US/MIDDLE EAST: In the first signs of renewed US involvement in the stalled Mideast peace process following the death of Yasser Arafat, a senior State Department official yesterday visited Israel and the Occupied Territories ahead of a visit today by outgoing Secretary of State Mr Colin Powell. Peter Hirschberg reports from Jerusalem.
On the agenda are elections for a new head of the Palestinian Authority, a procedure that is seen as a vital step in affording legitimacy to any leader that replaces Mr Arafat. "I am here to stress strong American support for the Palestinian election," said Assistant Secretary of State, Mr William Burns, after meeting officials in Ramallah.
While Palestinian officials hope the talks with Mr Powell will smooth the way for a renewal of ties with the US in a post-Arafat era - under President Bush the Americans essentially boycotted the Palestinian leader - their immediate focus is elections, which they hope to hold by January 9th. They want the Israeli army out of their towns and cities during the election for fear this will disrupt the campaign, and Mr Powell is expected to push Prime Minister Mr Ariel Sharon on the matter. He is expected to ask Israel to remove the many roadblocks sprinkled across the West Bank and which impede Palestinian movement, to withdraw its troops from major urban areas, and to limit military actions, especially assassinations of militants.

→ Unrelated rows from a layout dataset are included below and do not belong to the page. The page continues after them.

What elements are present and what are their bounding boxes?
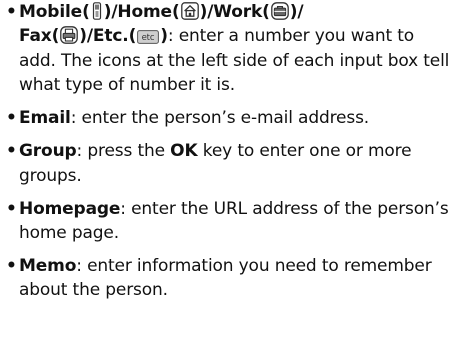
term-mobile: Mobile — [19, 2, 83, 22]
work-briefcase-icon — [270, 2, 289, 20]
paren-open: ( — [82, 2, 90, 22]
term-work: Work — [213, 2, 263, 22]
paren-close: ) — [79, 26, 87, 47]
term-email: Email — [19, 108, 71, 129]
field-description-list: • Mobile()/Home()/Work()/ Fax()/Etc.(etc… — [6, 0, 456, 303]
bullet: • — [6, 198, 17, 219]
ok-key-label: OK — [170, 141, 198, 162]
term-group: Group — [19, 141, 77, 162]
fax-icon — [60, 26, 79, 45]
term-home: Home — [117, 2, 172, 22]
list-item-number-fields: • Mobile()/Home()/Work()/ Fax()/Etc.(etc… — [6, 0, 456, 98]
manual-page: • Mobile()/Home()/Work()/ Fax()/Etc.(etc… — [0, 0, 460, 364]
bullet: • — [6, 141, 17, 162]
bullet: • — [6, 2, 17, 22]
mobile-phone-icon — [91, 2, 103, 20]
etc-icon: etc — [137, 30, 160, 45]
list-item-homepage: • Homepage: enter the URL address of the… — [6, 197, 456, 246]
memo-description: : enter information you need to remember… — [19, 256, 432, 301]
bullet: • — [6, 108, 17, 129]
email-description: : enter the person’s e-mail address. — [70, 108, 370, 129]
paren-open: ( — [51, 26, 60, 47]
svg-text:etc: etc — [142, 33, 155, 43]
home-icon — [180, 2, 199, 20]
group-description-start: : press the — [76, 141, 171, 162]
term-etc: Etc. — [92, 26, 129, 47]
paren-open: ( — [171, 2, 180, 22]
list-item-group: • Group: press the OK key to enter one o… — [6, 139, 456, 188]
list-item-memo: • Memo: enter information you need to re… — [6, 254, 456, 303]
paren-close: ) — [160, 26, 168, 47]
term-memo: Memo — [19, 256, 77, 277]
bullet: • — [6, 256, 17, 277]
paren-open: ( — [128, 26, 137, 47]
paren-open: ( — [262, 2, 270, 22]
slash: / — [297, 2, 304, 22]
term-homepage: Homepage — [19, 198, 121, 219]
list-item-email: • Email: enter the person’s e-mail addre… — [6, 106, 456, 130]
term-fax: Fax — [19, 26, 52, 47]
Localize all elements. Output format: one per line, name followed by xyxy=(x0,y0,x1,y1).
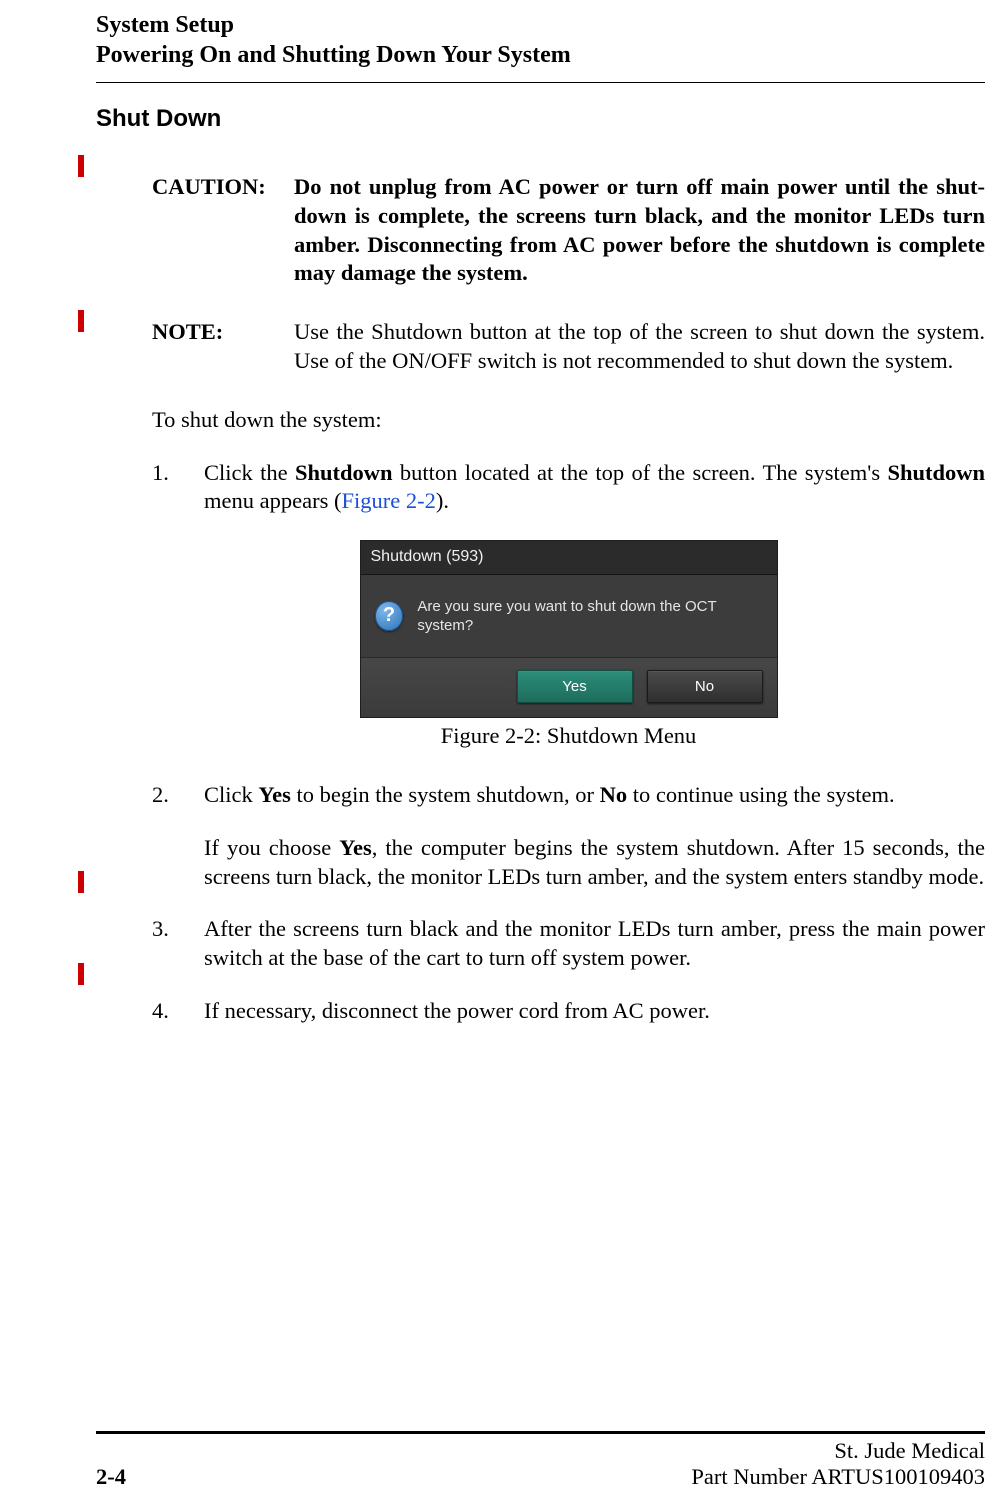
figure-caption: Figure 2-2: Shutdown Menu xyxy=(152,722,985,751)
step-1-text: Click the Shutdown button located at the… xyxy=(204,459,985,517)
note-callout: NOTE: Use the Shutdown button at the top… xyxy=(152,318,985,376)
step-number: 3. xyxy=(152,915,204,973)
no-ref: No xyxy=(600,782,628,807)
step-2-text-1: Click Yes to begin the system shutdown, … xyxy=(204,781,985,810)
step-2: 2. Click Yes to begin the system shutdow… xyxy=(152,781,985,891)
yes-ref-2: Yes xyxy=(339,835,372,860)
caution-label: CAUTION: xyxy=(152,173,294,288)
revision-bar-gutter xyxy=(78,0,84,1508)
caution-callout: CAUTION: Do not unplug from AC power or … xyxy=(152,173,985,288)
step-1: 1. Click the Shutdown button located at … xyxy=(152,459,985,517)
step-number: 1. xyxy=(152,459,204,517)
figure-2-2-link[interactable]: Figure 2-2 xyxy=(341,488,435,513)
step-4-text: If necessary, disconnect the power cord … xyxy=(204,997,985,1026)
step-number: 2. xyxy=(152,781,204,891)
revision-bar xyxy=(78,963,84,985)
shutdown-button-ref: Shutdown xyxy=(295,460,393,485)
header-chapter: System Setup xyxy=(96,10,985,40)
shutdown-menu-ref: Shutdown xyxy=(887,460,985,485)
intro-paragraph: To shut down the system: xyxy=(152,406,985,435)
note-text: Use the Shutdown button at the top of th… xyxy=(294,318,985,376)
step-number: 4. xyxy=(152,997,204,1026)
dialog-title: Shutdown (593) xyxy=(361,541,777,574)
step-3: 3. After the screens turn black and the … xyxy=(152,915,985,973)
note-label: NOTE: xyxy=(152,318,294,376)
header-section: Powering On and Shutting Down Your Syste… xyxy=(96,40,985,70)
page-footer: 2-4 St. Jude Medical Part Number ARTUS10… xyxy=(96,1431,985,1490)
yes-ref: Yes xyxy=(258,782,291,807)
figure-2-2: Shutdown (593) ? Are you sure you want t… xyxy=(152,540,985,751)
revision-bar xyxy=(78,155,84,177)
footer-part-number: Part Number ARTUS100109403 xyxy=(691,1464,985,1490)
question-icon: ? xyxy=(375,601,404,631)
caution-text: Do not unplug from AC power or turn off … xyxy=(294,173,985,288)
yes-button[interactable]: Yes xyxy=(517,670,633,703)
revision-bar xyxy=(78,310,84,332)
footer-org: St. Jude Medical xyxy=(691,1438,985,1464)
header-rule xyxy=(96,82,985,83)
section-title: Shut Down xyxy=(96,105,985,133)
revision-bar xyxy=(78,871,84,893)
no-button[interactable]: No xyxy=(647,670,763,703)
running-header: System Setup Powering On and Shutting Do… xyxy=(96,10,985,70)
dialog-message: Are you sure you want to shut down the O… xyxy=(417,597,762,635)
step-2-text-2: If you choose Yes, the computer begins t… xyxy=(204,834,985,892)
step-4: 4. If necessary, disconnect the power co… xyxy=(152,997,985,1026)
step-3-text: After the screens turn black and the mon… xyxy=(204,915,985,973)
page-number: 2-4 xyxy=(96,1464,126,1490)
footer-rule xyxy=(96,1431,985,1434)
shutdown-dialog: Shutdown (593) ? Are you sure you want t… xyxy=(360,540,778,718)
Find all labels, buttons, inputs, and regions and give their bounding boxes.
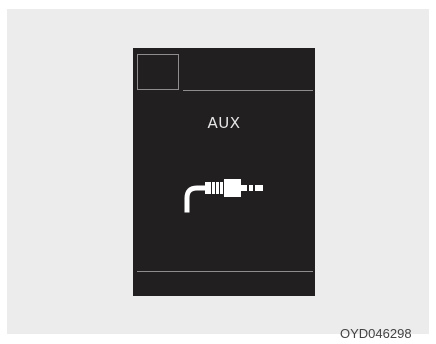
source-label: AUX	[207, 114, 241, 132]
aux-display-screen: AUX	[133, 48, 315, 296]
aux-cable-icon	[184, 179, 263, 213]
top-divider	[183, 90, 313, 91]
top-left-indicator-box	[137, 54, 179, 90]
figure-code: OYD046298	[340, 326, 412, 341]
bottom-divider	[137, 271, 313, 272]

Palestinian leaders fear voters would take a negative view of any candidate who agreed to stand while Israeli troops still occupied major cities. "If elections are held under occupation, people will say the candidate rode in on top of an Israeli tank," said Prime Minister Mr Ahmed Qurei.
The Americans are hoping that a new Palestinian leadership - legitimised by elections in the territories - along with Mr Sharon's plan to unilaterally withdraw from the Gaza Strip and part of the northern West Bank by next year, will help breathe new life into the moribund road map plan for peace.
Mr Sharon is well aware of these hopes and has been trying to appear flexible in the wake of Mr Arafat's death, not wanting to be perceived by the international community as an obstacle to possible change in the Palestinian Authority. He has stopped demanding the immediate dismantling of armed Palestinian groups as a condition for contact with the Palestinians and is instead insisting on a halt to incitement. This will spare a new Palestinian leadership from clashes with militants, at least in the near future.
Palestinian Minister Mr Saeb Erekat said efforts were under way to try and coordinate election arrangements with Israel and that the Americans were acting as a mediator.
"We are expressing a readiness to meet with the Israeli side in order to coordinate with them immediately on the administrative and security arrangements," he said.
Until the elections, though, the only talks will be about the elections themselves, certainly not about any of the issues at the heart of the conflict.